# php-parser
A production-grade, fault-tolerant, zero-copy PHP parser written in Rust.
## Features
- **Zero-Copy AST**: Uses `bumpalo` arena allocation for high performance and zero heap allocations for AST nodes.
- **Fault-Tolerant**: Designed to never panic. It produces error nodes and recovers from syntax errors, making it suitable for IDEs and language servers.
- **PHP 8.x Support**: Targets compliance with modern PHP grammar.
- **Safe**: Handles mixed encodings and invalid UTF-8 gracefully by operating on byte slices (`&[u8]`).
## Install as library
```bash
cargo add php-parser
cargo add bumpalo
```
If you want to use the latest version from the GitHub repository, add this to your Cargo.toml:
```toml
[dependencies]
php-parser = { git = "https://github.com/wudi/php-parser" }
bumpalo = "3.19.0"
```
## Usage
Here is a basic example of how to parse a PHP script:
```rust
use bumpalo::Bump;
use php_parser::lexer::Lexer;
use php_parser::parser::Parser;
fn main() {
// The source code to parse (as bytes)
let source = b"<?php echo 'Hello, World!';";
// Create an arena for AST allocation
let arena = Bump::new();
// Initialize the lexer and parser
let lexer = Lexer::new(source);
let mut parser = Parser::new(lexer, &arena);
let program = parser.parse_program();
println!("{:#?}", program);
// php_parser::span::with_session_globals(source, || {
// println!("{:#?}", program);
// });
}
```
## S-Expression Output
You can output the AST in S-expression format for easier visualization:
```rust
use bumpalo::Bump;
use php_parser::lexer::Lexer;
use php_parser::parser::Parser;
use php_parser::ast::sexpr::SExprFormatter;
fn main() {
let code = "<?php class Foo extends Bar implements Baz { public int $p = 1; function m($a) { return $a; } }";
let arena = Bump::new();
let lexer = Lexer::new(code.as_bytes());
let mut parser = Parser::new(lexer, &arena);
let program = parser.parse_program();
let mut formatter = SExprFormatter::new(code.as_bytes());
formatter.visit_program(&program);
let output = formatter.finish();
println!("{}", output);
}
```
Gives the output:
```
(program
(class "Foo" (extends Bar) (implements Baz)
(members
(property public int = (integer 1))
(method "m" (params ())
(body
(return (variable "")))))))
```
## Performance
Test file `run-tests.php` from [php-src](https://github.com/php/php-src/blob/801e587faa0efd2fba633413681c68c83d6f2188/run-tests.php) with 140KB size, here are the benchmark results:
```bash
➜ php-parser git:(master) ✗ cargo run --release --bin bench_file -- run-tests.php
Finished `release` profile [optimized] target(s) in 0.05s
Running `target/release/bench_file run-tests.php`
Benchmarking: run-tests.php
File size: 139.63 KB
Warming up...
Running 200 iterations...
Profile written to profile.pb
Flamegraph written to flamegraph.svg
Total time: 134.267333ms
Average time: 671.336µs
Throughput: 203.11 MB/s
```
Table comparing with [nikic/PHP-Parser](https://github.com/nikic/PHP-Parser) v5.6.2
| nikic/PHP-Parser | PHP | 33 |
| tree-sitter-php | C | 15 |
| php-parser | Rust | 0.67 |
> Machine specs: Apple M1 Pro, 32GB RAM
## Development
### Running Tests
Run the full test suite:
```bash
cargo test
```
### Snapshot Tests
This project uses `insta` for snapshot testing.
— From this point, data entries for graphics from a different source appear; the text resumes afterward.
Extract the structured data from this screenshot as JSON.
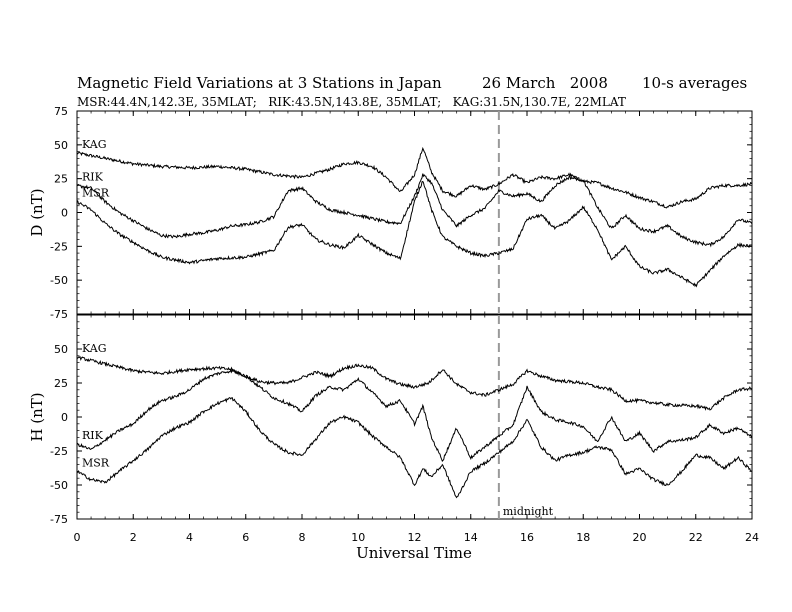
{
  "chart_data": {
    "type": "line",
    "title": "Magnetic Field Variations at 3 Stations in Japan",
    "date": "26 March   2008",
    "averaging": "10-s averages",
    "subtitle": "MSR:44.4N,142.3E, 35MLAT;   RIK:43.5N,143.8E, 35MLAT;   KAG:31.5N,130.7E, 22MLAT",
    "xlabel": "Universal Time",
    "xlim": [
      0,
      24
    ],
    "xticks": [
      "0",
      "2",
      "4",
      "6",
      "8",
      "10",
      "12",
      "14",
      "16",
      "18",
      "20",
      "22",
      "24"
    ],
    "midnight_marker": {
      "x": 15,
      "label": "midnight"
    },
    "panels": [
      {
        "ylabel": "D (nT)",
        "ylim": [
          -75,
          75
        ],
        "yticks": [
          "75",
          "50",
          "25",
          "0",
          "-25",
          "-50",
          "-75"
        ],
        "series": [
          {
            "name": "KAG",
            "x": [
              0,
              1,
              2,
              3,
              4,
              5,
              6,
              7,
              8,
              9,
              9.5,
              10,
              10.5,
              11,
              11.5,
              12,
              12.3,
              12.6,
              13,
              13.5,
              14,
              14.5,
              15,
              15.5,
              16,
              16.5,
              17,
              17.5,
              18,
              18.5,
              19,
              19.5,
              20,
              20.5,
              21,
              21.5,
              22,
              22.5,
              23,
              23.5,
              24
            ],
            "values": [
              44,
              40,
              36,
              34,
              33,
              34,
              32,
              28,
              26,
              32,
              36,
              37,
              34,
              26,
              15,
              28,
              48,
              30,
              16,
              12,
              20,
              17,
              21,
              28,
              22,
              26,
              25,
              28,
              23,
              22,
              18,
              15,
              11,
              8,
              4,
              8,
              10,
              18,
              20,
              20,
              21
            ]
          },
          {
            "name": "RIK",
            "x": [
              0,
              0.5,
              1,
              1.5,
              2,
              2.5,
              3,
              3.5,
              4,
              4.5,
              5,
              5.5,
              6,
              6.5,
              7,
              7.5,
              8,
              8.5,
              9,
              10,
              11,
              11.5,
              12,
              12.3,
              12.6,
              13,
              13.5,
              14,
              14.5,
              15,
              15.5,
              16,
              16.5,
              17,
              17.5,
              18,
              18.5,
              19,
              19.5,
              20,
              20.5,
              21,
              21.5,
              22,
              22.5,
              23,
              23.5,
              24
            ],
            "values": [
              20,
              18,
              8,
              0,
              -6,
              -12,
              -17,
              -18,
              -16,
              -15,
              -13,
              -10,
              -9,
              -7,
              -3,
              16,
              18,
              8,
              2,
              -2,
              -7,
              -8,
              12,
              28,
              22,
              2,
              -10,
              -2,
              3,
              16,
              12,
              14,
              8,
              20,
              26,
              24,
              4,
              -12,
              -2,
              -12,
              -14,
              -10,
              -18,
              -22,
              -24,
              -18,
              -5,
              -8
            ]
          },
          {
            "name": "MSR",
            "x": [
              0,
              0.5,
              1,
              1.5,
              2,
              2.5,
              3,
              3.5,
              4,
              5,
              6,
              7,
              7.5,
              8,
              8.5,
              9,
              9.5,
              10,
              11,
              11.5,
              12,
              12.3,
              12.6,
              13,
              13.5,
              14,
              14.5,
              15,
              15.5,
              16,
              16.5,
              17,
              17.5,
              18,
              18.5,
              19,
              19.5,
              20,
              20.5,
              21,
              21.5,
              22,
              22.5,
              23,
              23.5,
              24
            ],
            "values": [
              8,
              2,
              -8,
              -16,
              -22,
              -28,
              -33,
              -35,
              -37,
              -34,
              -33,
              -28,
              -11,
              -9,
              -20,
              -24,
              -26,
              -17,
              -30,
              -34,
              8,
              24,
              2,
              -18,
              -25,
              -30,
              -32,
              -30,
              -27,
              -5,
              -2,
              -12,
              -6,
              4,
              -12,
              -35,
              -25,
              -40,
              -45,
              -42,
              -48,
              -54,
              -43,
              -32,
              -24,
              -25
            ]
          }
        ]
      },
      {
        "ylabel": "H (nT)",
        "ylim": [
          -75,
          75
        ],
        "yticks": [
          "75",
          "50",
          "25",
          "0",
          "-25",
          "-50",
          "-75"
        ],
        "series": [
          {
            "name": "KAG",
            "x": [
              0,
              1,
              2,
              3,
              4,
              5,
              5.5,
              6,
              6.5,
              7,
              7.5,
              8,
              8.5,
              9,
              9.5,
              10,
              10.5,
              11,
              11.5,
              12,
              12.5,
              13,
              13.5,
              14,
              14.5,
              15,
              15.5,
              16,
              16.5,
              17,
              17.5,
              18,
              18.5,
              19,
              19.5,
              20,
              21,
              22,
              22.5,
              23,
              23.5,
              24
            ],
            "values": [
              44,
              39,
              34,
              32,
              35,
              36,
              35,
              30,
              26,
              25,
              25,
              29,
              33,
              30,
              36,
              38,
              36,
              28,
              24,
              22,
              25,
              35,
              24,
              18,
              16,
              20,
              24,
              34,
              30,
              27,
              26,
              25,
              22,
              20,
              12,
              12,
              9,
              8,
              6,
              14,
              20,
              21
            ]
          },
          {
            "name": "RIK",
            "x": [
              0,
              0.5,
              1,
              1.5,
              2,
              2.5,
              3,
              3.5,
              4,
              4.5,
              5,
              5.5,
              6,
              6.5,
              7,
              7.5,
              8,
              8.5,
              9,
              9.5,
              10,
              10.5,
              11,
              11.5,
              12,
              12.3,
              12.6,
              13,
              13.5,
              14,
              14.5,
              15,
              15.5,
              16,
              16.5,
              17,
              17.5,
              18,
              18.5,
              19,
              19.5,
              20,
              20.5,
              21,
              21.5,
              22,
              22.5,
              23,
              23.5,
              24
            ],
            "values": [
              -20,
              -24,
              -17,
              -10,
              -5,
              5,
              12,
              15,
              20,
              28,
              32,
              34,
              30,
              22,
              14,
              10,
              4,
              16,
              22,
              20,
              28,
              18,
              8,
              12,
              -5,
              8,
              -15,
              -32,
              -8,
              -30,
              -22,
              -14,
              -6,
              22,
              4,
              -2,
              -4,
              -7,
              -18,
              0,
              -18,
              -12,
              -25,
              -18,
              -17,
              -15,
              -6,
              -12,
              -8,
              -15
            ]
          },
          {
            "name": "MSR",
            "x": [
              0,
              0.5,
              1,
              1.5,
              2,
              2.5,
              3,
              3.5,
              4,
              4.5,
              5,
              5.5,
              6,
              6.5,
              7,
              7.5,
              8,
              8.5,
              9,
              9.5,
              10,
              10.5,
              11,
              11.5,
              12,
              12.3,
              12.6,
              13,
              13.5,
              14,
              14.5,
              15,
              15.5,
              16,
              16.5,
              17,
              17.5,
              18,
              18.5,
              19,
              19.5,
              20,
              20.5,
              21,
              21.5,
              22,
              22.5,
              23,
              23.5,
              24
            ],
            "values": [
              -40,
              -46,
              -48,
              -40,
              -32,
              -24,
              -14,
              -8,
              -4,
              4,
              10,
              14,
              4,
              -10,
              -20,
              -26,
              -28,
              -16,
              -4,
              0,
              -4,
              -14,
              -22,
              -30,
              -50,
              -38,
              -44,
              -35,
              -60,
              -40,
              -34,
              -26,
              -18,
              -2,
              -22,
              -32,
              -28,
              -26,
              -22,
              -24,
              -42,
              -38,
              -46,
              -50,
              -40,
              -28,
              -30,
              -38,
              -30,
              -40
            ]
          }
        ]
      }
    ]
  }
}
If you make changes to the parser that affect the AST output, you may need to review and accept the new snapshots:
```bash
cargo test
cargo insta review
```
### Corpus Testing
To verify stability against real-world codebases (like WordPress or Laravel), use the corpus test runner:
```bash
cargo run --release --bin corpus_test -- /path/to/php/project
```
## Architecture
- **Lexer**: Operates on `&[u8]` and handles PHP's complex lexical modes (Scripting, DoubleQuote, Heredoc).
- **Parser**: A combination of Recursive Descent and Pratt parsing for expressions.
- **AST**: All nodes are allocated in a `Bump` arena. Strings are stored as references to the original source (`&'src [u8]`) or arena-allocated slices.
## License
This project is licensed under the MIT License. See the [LICENSE](LICENSE) file for details.